Umpiring and Coaching In Demand

Peter Romaniw has undertaken coaching accreditation courses and has also worked with the AFL umpiring department. Both are important backgrounds as skill development and understanding the rules of the game – and their interpretations, e.g. holding the man/holding the ball, when is a mark a mark – are two of the greatest needs in evolving and growing European and other international leagues.

Respect for Local Hard Work

Talking to him in comfortable South Kensington, in an Italian coffee chain which promises better coffee than the traditional local norm, he emphasised the importance of respect for what local pioneers had achieved and their ongoing work especially when ‘everyone is a volunteer’. He sees it as important to ‘ensure support for those who’ve done it already’, with an ‘admirable passion’ for strengthening the game. It is good to come across someone who has a corporate role who emphasises the need to ‘show respect for what they have done’. In contrast to the ignorance and older negative views of some football traditionalists, he remarked that ‘they [the European pioneers] really love the game’, even though many of them had only learned it in recent years.

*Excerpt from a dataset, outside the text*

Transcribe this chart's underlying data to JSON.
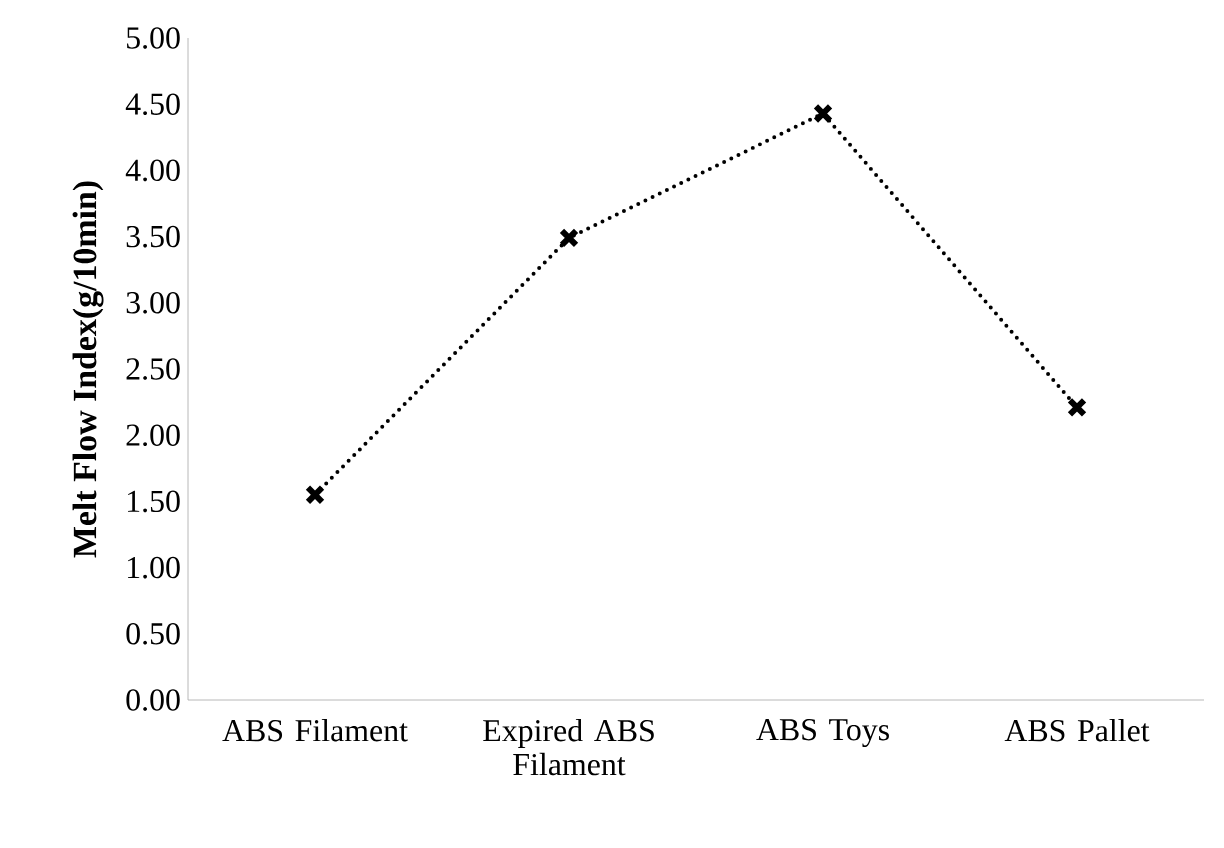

Long Term Strategies Important

At the same time, coming from a new breed of young sports management and AFL-style footy developers, he emphasised the need to ‘develop a long-term strategy’, to ensure continuing processes which will ensure continuity and lay the base for the future.

He is also conscious that ‘every country has its variations... the Brits with expats coming through, the Danes...who are well established... [and] the Italians, the newest competition. What is also interesting, he remarked, having umpired in the French Cup in June just after his arrival and having seen an English tournament a week later, ‘is the spirit in which game is played, they tackle and bump but they respect each other’, which many of us might contrast with some forms of the game at home. Many are still learning both the skills and the nuances of the rules, he observed. He had seen players thank the umpire for explaining to them a technicality, why a handpass was actually a throw (something I had also observed when explaining to a Finnish player that he could not just bounce the ball and play on when kicking out from after a point). Junior development is an important evolving stage, more advanced in some countries than others, he observed. It is however an important part of the long-term future.

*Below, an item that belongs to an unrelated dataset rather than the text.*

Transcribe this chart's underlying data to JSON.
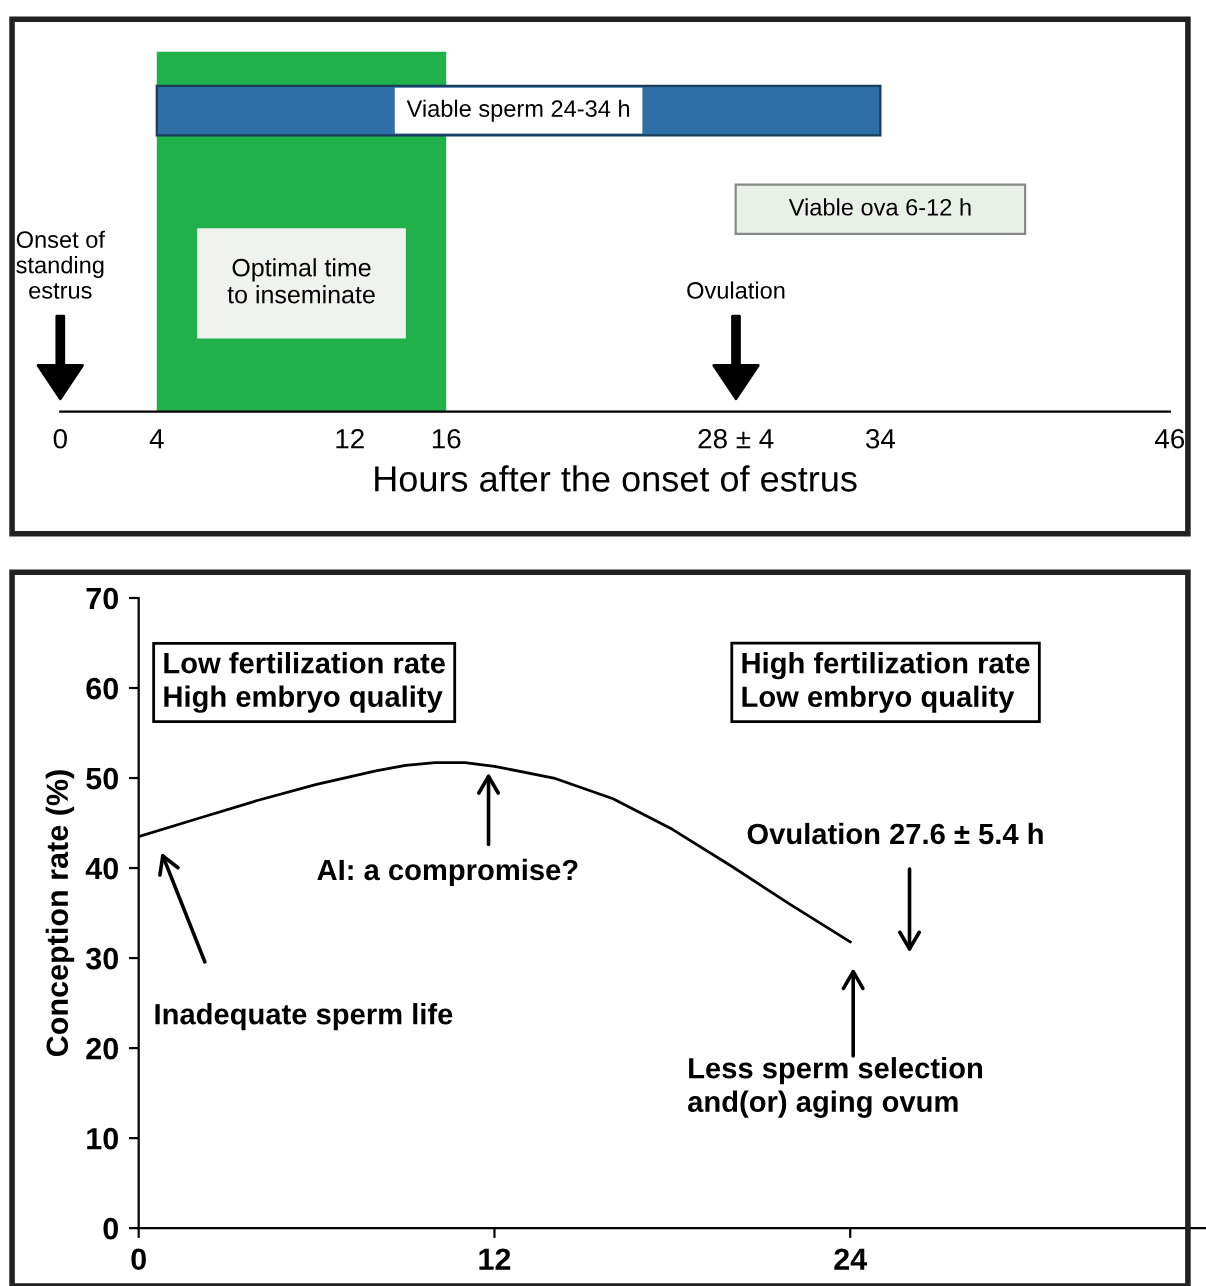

While the position is based in London, which for many Australians (as well as many Englishmen) is more offshore, more splendid isolation than Europe, it makes sense. In terms of football skills a number of Australians with football experience live in or pass through London, as do many Europeans, and the city is one of the major hubs for cheap flights in Europe (e.g. Easyjet, Ryanair and beyond).

Challenges and Difficulties

Peter Romaniw’s job, working with the local football lovers and leagues, is that shared by many people around the world, and even in parts of Australia, to show that footy may not be the biggest game around the map, but it is actually ‘the best game’. While sometimes it sells itself, since it also faces as Mike Gouteff, of the Czech AFL, remarks in Prague, the ‘YouTube effect’, the view that it is just aggro due to clips of big hits and biffo, selling the game is not always easy. Even in the UK a prevalent image is of wild colonials playing a violent game with ‘no rules’, both the product of English prejudice and of the 1987 Battle of Britain between Carlton and North Melbourne at the Oval when biffo was the order of the day.

Resources, Co-ordination, Co-operation… Big Questions for the Future

It may be appropriate for an observer to comment on the next stages, one of developing new territories and consolidating the existing competitions which face generational change on and off the field. While none of the many people who have worked hard to develop Australian Football in Europe (or on any of the other continents) expect that ‘cargo’ will come in big planes, for there have been no cargo cults, the future may depend on the mix – local work, European leagues and regional competitions and AFL resources. Only when all three work together will the long-term future be secured.